PM António Costa has been accused of rank hypocrisy over comments he made at a political rally in Matosinhos over the weekend.
The 60-year-old secretary-general of the PS Socialist Party has been indefatigable in supporting candidates for the upcoming elections. His hectic schedule has seen him delivering rabble-rousing speeches the length and breadth of the country – but the fervour to curry favour among the electorate seems to have dimmed his memory.
On Sunday he accused energy company GALP of “total social insensitivity” for closing down its refinery in Matosinhos.
“I have no fear in saying: the process by GALP in Matosinhos is an example of everything that should not be done by a company that is responsible.

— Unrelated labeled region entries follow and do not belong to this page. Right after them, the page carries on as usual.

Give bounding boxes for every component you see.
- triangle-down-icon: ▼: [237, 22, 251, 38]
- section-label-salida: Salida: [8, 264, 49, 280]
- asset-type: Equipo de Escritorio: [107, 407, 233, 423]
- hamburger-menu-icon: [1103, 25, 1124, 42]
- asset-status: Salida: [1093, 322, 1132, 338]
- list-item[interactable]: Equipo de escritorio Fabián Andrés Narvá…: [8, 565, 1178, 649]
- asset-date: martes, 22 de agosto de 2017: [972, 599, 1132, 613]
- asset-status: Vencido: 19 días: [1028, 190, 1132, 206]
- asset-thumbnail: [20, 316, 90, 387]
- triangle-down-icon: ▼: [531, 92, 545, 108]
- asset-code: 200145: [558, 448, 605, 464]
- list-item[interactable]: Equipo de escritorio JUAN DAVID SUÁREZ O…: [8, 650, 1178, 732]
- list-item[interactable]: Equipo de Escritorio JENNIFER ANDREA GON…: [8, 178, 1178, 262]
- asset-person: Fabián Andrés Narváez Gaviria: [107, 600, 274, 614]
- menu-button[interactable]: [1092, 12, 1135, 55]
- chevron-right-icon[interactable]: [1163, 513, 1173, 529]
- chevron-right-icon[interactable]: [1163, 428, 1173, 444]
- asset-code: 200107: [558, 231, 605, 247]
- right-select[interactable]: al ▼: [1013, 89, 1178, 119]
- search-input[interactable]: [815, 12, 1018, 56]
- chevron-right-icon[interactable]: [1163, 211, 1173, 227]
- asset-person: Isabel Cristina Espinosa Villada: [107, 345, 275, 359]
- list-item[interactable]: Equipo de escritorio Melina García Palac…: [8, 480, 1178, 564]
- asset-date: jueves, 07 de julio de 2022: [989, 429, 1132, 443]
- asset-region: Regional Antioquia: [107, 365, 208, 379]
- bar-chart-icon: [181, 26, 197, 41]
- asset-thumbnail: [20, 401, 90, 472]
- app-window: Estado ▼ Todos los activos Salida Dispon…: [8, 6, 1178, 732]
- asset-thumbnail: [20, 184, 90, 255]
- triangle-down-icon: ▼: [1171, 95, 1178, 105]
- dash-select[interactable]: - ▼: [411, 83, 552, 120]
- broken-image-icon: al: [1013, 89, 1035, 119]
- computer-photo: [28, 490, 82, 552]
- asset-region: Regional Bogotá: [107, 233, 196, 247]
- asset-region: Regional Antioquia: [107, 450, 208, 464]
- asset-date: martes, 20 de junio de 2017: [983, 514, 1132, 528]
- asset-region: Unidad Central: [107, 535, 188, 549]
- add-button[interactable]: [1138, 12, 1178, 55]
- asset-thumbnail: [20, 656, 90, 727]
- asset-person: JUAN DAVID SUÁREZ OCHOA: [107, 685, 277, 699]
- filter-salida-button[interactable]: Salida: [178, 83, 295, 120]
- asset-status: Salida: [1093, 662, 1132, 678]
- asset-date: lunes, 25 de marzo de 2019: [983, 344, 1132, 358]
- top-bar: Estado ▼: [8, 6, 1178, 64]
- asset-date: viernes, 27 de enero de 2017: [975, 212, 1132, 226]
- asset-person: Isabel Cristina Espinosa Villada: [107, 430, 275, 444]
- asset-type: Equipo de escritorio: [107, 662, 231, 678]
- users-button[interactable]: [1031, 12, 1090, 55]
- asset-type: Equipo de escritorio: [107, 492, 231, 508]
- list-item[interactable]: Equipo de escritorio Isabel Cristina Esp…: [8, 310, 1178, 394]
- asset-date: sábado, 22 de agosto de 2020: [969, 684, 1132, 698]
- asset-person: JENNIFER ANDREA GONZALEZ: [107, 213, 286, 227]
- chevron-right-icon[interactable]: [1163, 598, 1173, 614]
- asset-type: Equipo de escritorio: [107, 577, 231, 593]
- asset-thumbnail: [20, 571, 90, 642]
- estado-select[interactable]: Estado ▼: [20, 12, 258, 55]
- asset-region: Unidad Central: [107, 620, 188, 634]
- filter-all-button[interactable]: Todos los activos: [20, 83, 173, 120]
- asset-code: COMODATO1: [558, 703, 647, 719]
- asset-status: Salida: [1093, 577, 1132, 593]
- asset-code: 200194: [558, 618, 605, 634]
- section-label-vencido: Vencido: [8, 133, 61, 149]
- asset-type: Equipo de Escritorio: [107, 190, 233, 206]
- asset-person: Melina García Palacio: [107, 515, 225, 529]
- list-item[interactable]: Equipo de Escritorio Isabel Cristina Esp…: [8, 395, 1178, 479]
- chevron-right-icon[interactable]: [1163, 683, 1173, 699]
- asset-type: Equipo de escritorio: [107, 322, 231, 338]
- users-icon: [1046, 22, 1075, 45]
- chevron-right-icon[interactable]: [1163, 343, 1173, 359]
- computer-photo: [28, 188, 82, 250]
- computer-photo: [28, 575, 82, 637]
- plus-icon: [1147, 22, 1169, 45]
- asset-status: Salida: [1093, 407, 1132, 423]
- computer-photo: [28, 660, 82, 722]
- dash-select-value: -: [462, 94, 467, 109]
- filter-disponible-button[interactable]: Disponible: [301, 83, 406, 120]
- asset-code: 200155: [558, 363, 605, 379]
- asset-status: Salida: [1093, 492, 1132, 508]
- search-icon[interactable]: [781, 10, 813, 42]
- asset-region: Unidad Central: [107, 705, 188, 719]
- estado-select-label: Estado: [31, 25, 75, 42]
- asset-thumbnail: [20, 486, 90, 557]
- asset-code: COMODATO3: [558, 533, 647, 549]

It is difficult to imagine so much nonsense, no much stupidity, so much irresponsibility, such lack of solidarity …Whoever behaves in this way has to be given a lesson as an example to other companies,” he thundered.

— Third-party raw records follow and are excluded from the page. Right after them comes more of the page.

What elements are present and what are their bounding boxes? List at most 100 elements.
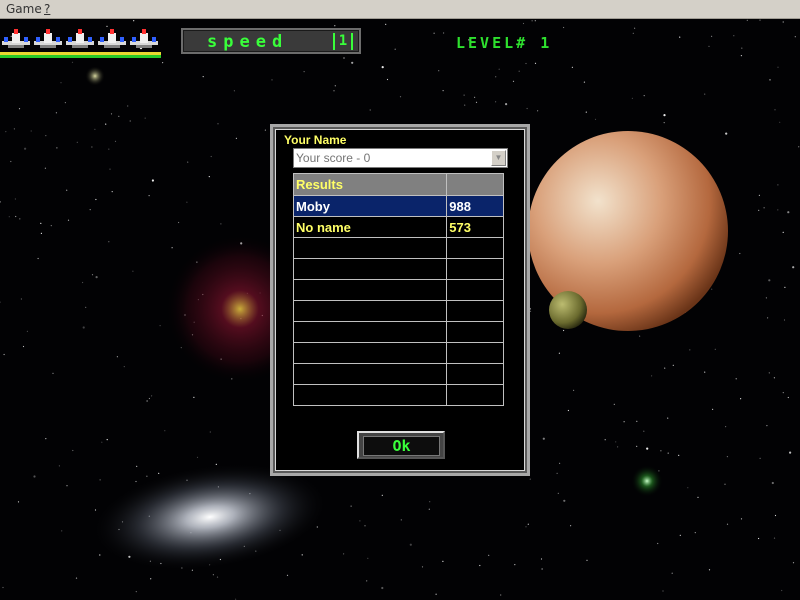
star	[381, 66, 384, 69]
star	[767, 317, 769, 319]
star	[164, 430, 166, 432]
star	[583, 81, 586, 83]
table-row-empty	[292, 363, 504, 385]
name-input[interactable]	[296, 150, 486, 166]
star	[615, 441, 617, 443]
star	[529, 310, 532, 312]
menu-help[interactable]: ?	[44, 2, 50, 16]
star	[724, 483, 726, 485]
star	[526, 107, 528, 110]
star	[178, 221, 180, 224]
star	[22, 345, 25, 348]
star	[58, 465, 61, 467]
star	[37, 257, 39, 260]
star	[671, 572, 673, 574]
star	[193, 396, 195, 398]
star	[617, 446, 619, 448]
star	[400, 519, 402, 521]
star	[60, 82, 62, 84]
menu-game[interactable]: Game	[6, 2, 42, 16]
table-row[interactable]: No name 573	[292, 216, 504, 238]
star	[264, 129, 266, 131]
star	[271, 79, 273, 81]
star	[733, 35, 735, 37]
player-score: 573	[446, 216, 504, 238]
star	[286, 574, 289, 576]
star	[2, 586, 4, 589]
star	[187, 161, 189, 163]
star	[359, 520, 361, 522]
star	[525, 526, 527, 528]
star	[542, 437, 545, 440]
star	[162, 62, 164, 64]
star	[679, 534, 681, 537]
star	[651, 375, 653, 377]
star	[505, 103, 508, 106]
star	[19, 218, 21, 220]
star	[129, 120, 131, 122]
star	[773, 537, 776, 539]
star	[235, 137, 237, 139]
star	[394, 48, 396, 50]
star	[763, 207, 765, 209]
star	[613, 403, 615, 405]
star	[146, 475, 148, 477]
star	[301, 554, 303, 556]
dropdown-arrow-icon[interactable]: ▼	[491, 150, 506, 166]
star	[82, 281, 84, 284]
star	[663, 114, 666, 117]
star	[782, 392, 784, 394]
star	[350, 505, 352, 507]
star	[343, 57, 345, 59]
star	[343, 553, 345, 555]
star	[135, 480, 137, 483]
star	[586, 559, 588, 561]
star	[66, 189, 68, 191]
star	[664, 367, 666, 369]
star	[634, 27, 636, 29]
star	[643, 95, 645, 97]
name-combobox[interactable]: ▼	[293, 148, 508, 168]
star	[774, 514, 777, 517]
star	[726, 456, 729, 458]
star	[660, 450, 662, 452]
star	[687, 487, 689, 489]
star	[52, 372, 54, 374]
menu-bar: Game ?	[0, 0, 800, 19]
star	[689, 349, 691, 351]
star	[464, 104, 466, 106]
star	[662, 590, 664, 592]
star	[196, 456, 199, 458]
star	[667, 417, 669, 419]
star	[118, 115, 120, 117]
ok-button[interactable]: Ok	[357, 431, 445, 459]
star	[55, 112, 58, 114]
lives-indicator	[0, 27, 165, 49]
star	[18, 108, 21, 110]
star	[67, 219, 70, 221]
star	[217, 123, 219, 125]
results-header-row: Results	[292, 173, 504, 196]
star	[210, 155, 212, 158]
star	[667, 452, 669, 454]
star	[792, 562, 795, 564]
star	[114, 140, 117, 142]
star	[351, 61, 354, 64]
star	[61, 530, 63, 532]
star	[101, 441, 103, 443]
star	[541, 568, 543, 570]
star	[44, 167, 47, 169]
star	[442, 90, 444, 92]
game-viewport[interactable]: speed 1 LEVEL# 1 Your Name ▼ Results Mob…	[0, 19, 800, 600]
star	[159, 325, 161, 327]
player-name: No name	[292, 216, 448, 238]
table-row[interactable]: Moby 988	[292, 195, 504, 217]
star	[385, 23, 387, 25]
star	[364, 525, 366, 527]
star	[151, 395, 153, 397]
your-name-label: Your Name	[284, 133, 347, 147]
table-row-empty	[292, 258, 504, 280]
star	[512, 80, 515, 82]
star	[563, 499, 566, 502]
star	[13, 128, 15, 130]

The trouble with all the finger-wagging and righteous harping is that Mr Costa neatly sidestepped the fact that the government had a shareholding in the refinery, and could easily have done something to alter the course of Galp’s devastating actions.

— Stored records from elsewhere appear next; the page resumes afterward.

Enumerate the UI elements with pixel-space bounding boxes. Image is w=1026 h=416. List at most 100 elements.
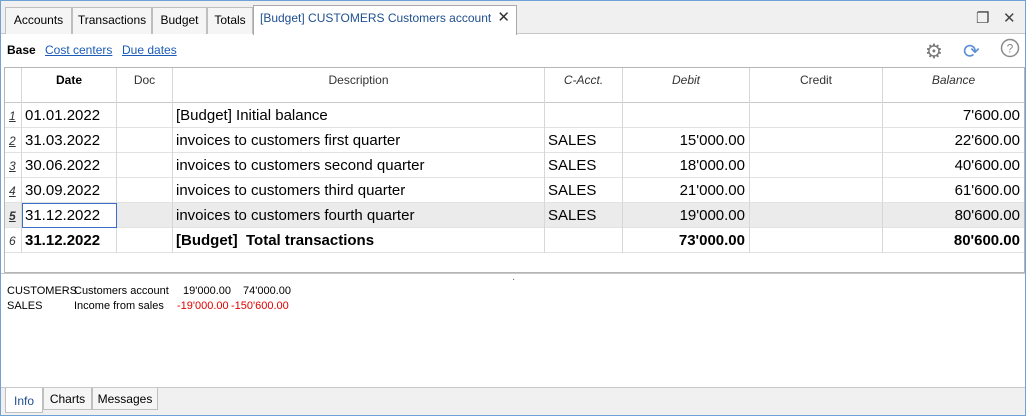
view-due-dates-link[interactable]: Due dates (122, 43, 177, 57)
info-account: SALES (7, 300, 43, 312)
tab-accounts[interactable]: Accounts (5, 7, 72, 34)
balance-cell[interactable]: 40'600.00 (883, 153, 1024, 178)
table-row[interactable]: 3 30.06.2022 invoices to customers secon… (5, 153, 1024, 178)
close-tab-icon[interactable]: ✕ (497, 8, 510, 26)
debit-cell[interactable]: 19'000.00 (623, 203, 750, 228)
view-cost-centers-link[interactable]: Cost centers (45, 43, 112, 57)
tab-totals[interactable]: Totals (207, 7, 253, 34)
tab-label: Totals (214, 13, 246, 27)
splitter-handle[interactable]: · (512, 274, 515, 285)
info-description: Income from sales (74, 300, 164, 312)
gear-icon[interactable]: ⚙ (925, 39, 943, 64)
info-amount: 19'000.00 (183, 285, 231, 297)
tab-label: Budget (160, 13, 199, 27)
tab-budget[interactable]: Budget (152, 7, 207, 34)
restore-window-icon[interactable]: ❐ (976, 9, 989, 27)
description-cell[interactable]: [Budget] Initial balance (173, 103, 545, 128)
header-description[interactable]: Description (173, 68, 545, 103)
doc-cell[interactable] (117, 203, 173, 228)
refresh-icon[interactable]: ⟳ (963, 39, 980, 64)
debit-cell[interactable]: 15'000.00 (623, 128, 750, 153)
view-switcher: Base Cost centers Due dates (1, 35, 1025, 65)
panel-splitter[interactable]: · (1, 273, 1025, 285)
help-icon[interactable]: ? (1000, 38, 1020, 64)
contra-account-cell[interactable] (545, 103, 623, 128)
header-contra-account[interactable]: C-Acct. (545, 68, 623, 103)
transactions-table: Date Doc Description C-Acct. Debit Credi… (4, 67, 1025, 273)
tab-label: Accounts (13, 13, 64, 27)
credit-cell[interactable] (750, 103, 883, 128)
header-balance[interactable]: Balance (883, 68, 1024, 103)
tab-label: Transactions (77, 13, 147, 27)
credit-cell[interactable] (750, 153, 883, 178)
doc-cell[interactable] (117, 178, 173, 203)
date-cell-focused[interactable]: 31.12.2022 (22, 203, 117, 228)
header-row-number (5, 68, 22, 103)
tab-charts[interactable]: Charts (43, 388, 92, 410)
table-row[interactable]: 4 30.09.2022 invoices to customers third… (5, 178, 1024, 203)
description-cell[interactable]: invoices to customers third quarter (173, 178, 545, 203)
info-amount-negative: -19'000.00 (177, 300, 229, 312)
tab-messages[interactable]: Messages (92, 388, 158, 410)
header-doc[interactable]: Doc (117, 68, 173, 103)
table-header: Date Doc Description C-Acct. Debit Credi… (5, 68, 1024, 103)
row-number[interactable]: 3 (5, 153, 22, 178)
debit-cell[interactable]: 18'000.00 (623, 153, 750, 178)
contra-account-cell[interactable]: SALES (545, 128, 623, 153)
header-debit[interactable]: Debit (623, 68, 750, 103)
tab-budget-customers-account[interactable]: [Budget] CUSTOMERS Customers account ✕ (253, 5, 517, 35)
debit-cell[interactable]: 73'000.00 (623, 228, 750, 253)
balance-cell[interactable]: 80'600.00 (883, 203, 1024, 228)
close-window-icon[interactable]: ✕ (1003, 9, 1016, 27)
date-cell[interactable]: 30.09.2022 (22, 178, 117, 203)
table-row[interactable]: 1 01.01.2022 [Budget] Initial balance 7'… (5, 103, 1024, 128)
credit-cell[interactable] (750, 178, 883, 203)
bottom-tab-strip: Info Charts Messages (1, 387, 1025, 415)
credit-cell[interactable] (750, 203, 883, 228)
tab-label: [Budget] CUSTOMERS Customers account (260, 11, 492, 25)
balance-cell[interactable]: 80'600.00 (883, 228, 1024, 253)
contra-account-cell[interactable]: SALES (545, 153, 623, 178)
header-date[interactable]: Date (22, 68, 117, 103)
date-cell[interactable]: 01.01.2022 (22, 103, 117, 128)
info-amount: 74'000.00 (243, 285, 291, 297)
document-tab-strip: Accounts Transactions Budget Totals [Bud… (1, 1, 1025, 35)
balance-cell[interactable]: 7'600.00 (883, 103, 1024, 128)
balance-cell[interactable]: 61'600.00 (883, 178, 1024, 203)
row-number[interactable]: 1 (5, 103, 22, 128)
contra-account-cell[interactable]: SALES (545, 203, 623, 228)
date-cell[interactable]: 31.12.2022 (22, 228, 117, 253)
svg-text:?: ? (1007, 42, 1014, 56)
row-number[interactable]: 6 (5, 228, 22, 253)
table-row-selected[interactable]: 5 31.12.2022 invoices to customers fourt… (5, 203, 1024, 228)
description-cell[interactable]: invoices to customers fourth quarter (173, 203, 545, 228)
credit-cell[interactable] (750, 128, 883, 153)
doc-cell[interactable] (117, 103, 173, 128)
doc-cell[interactable] (117, 228, 173, 253)
info-account: CUSTOMERS (7, 285, 78, 297)
info-description: Customers account (74, 285, 169, 297)
row-number[interactable]: 5 (5, 203, 22, 228)
debit-cell[interactable] (623, 103, 750, 128)
doc-cell[interactable] (117, 153, 173, 178)
contra-account-cell[interactable] (545, 228, 623, 253)
credit-cell[interactable] (750, 228, 883, 253)
doc-cell[interactable] (117, 128, 173, 153)
row-number[interactable]: 2 (5, 128, 22, 153)
table-row-total[interactable]: 6 31.12.2022 [Budget] Total transactions… (5, 228, 1024, 253)
description-cell[interactable]: invoices to customers first quarter (173, 128, 545, 153)
view-base[interactable]: Base (7, 43, 36, 57)
description-cell[interactable]: invoices to customers second quarter (173, 153, 545, 178)
tab-info[interactable]: Info (5, 388, 43, 413)
contra-account-cell[interactable]: SALES (545, 178, 623, 203)
description-cell[interactable]: [Budget] Total transactions (173, 228, 545, 253)
row-number[interactable]: 4 (5, 178, 22, 203)
header-credit[interactable]: Credit (750, 68, 883, 103)
tab-transactions[interactable]: Transactions (72, 7, 152, 34)
debit-cell[interactable]: 21'000.00 (623, 178, 750, 203)
date-cell[interactable]: 30.06.2022 (22, 153, 117, 178)
balance-cell[interactable]: 22'600.00 (883, 128, 1024, 153)
date-cell[interactable]: 31.03.2022 (22, 128, 117, 153)
table-row[interactable]: 2 31.03.2022 invoices to customers first… (5, 128, 1024, 153)
info-amount-negative: -150'600.00 (231, 300, 289, 312)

As jornal i explains, in May “António Costa didn’t heap such criticism on the closure”. He actually described it as “an enormous gain for the reduction of emissions” – as well admittedly as “an enormous problem due to the necessity of guaranteeing employment for everyone working there”.
According to Jerónimo de Sousa, the PCP leader, Mr Costa’s government not only COULD have stepped into the situation, it point-blank refused to do so.
“In July last year, the PS vetoed our proposal to block collective dismissals at GALP, and never backed the measures we proposed to stop the closure of the refinery”, he told a party rally in Olhão.
In short – as almost every political opponent has stressed – António Costa displayed the kind of tinpot hypocrisy that has become so characteristic of today’s political leaders.
Historian Raquel Varela tells Jornal i that in her opinion, the PM has flagrantly “discredited politics”.
His comments were “deeply opportunistic” in that he had every chance to act, but did not act – and then tried pointing the finger in order to insinuate himself into the camp of a disillusioned workforce.
“Costa made these declarations because he was in Matosinhos, certainly in front of some people who had lost their jobs at the refinery”, she explains. “If he had been in Lisbon, in front of environmentalists, he would have said the refinery was closed for issues of energetic transition…”
As the paper concedes: António Costa is so heavily under fire right now “he cannot lift his head. Bullets are coming from every direction. The left as much as the right have reacted furiously to his declarations” as well as the 1,600 workers “who in vain called on the government to intercede”.
Indeed, workers have described themselves as “stupified” by the PM’s commentary.
As for GALP – and the threat of that ‘exemplary lesson’ coming its way – the company hasn’t raised a murmur.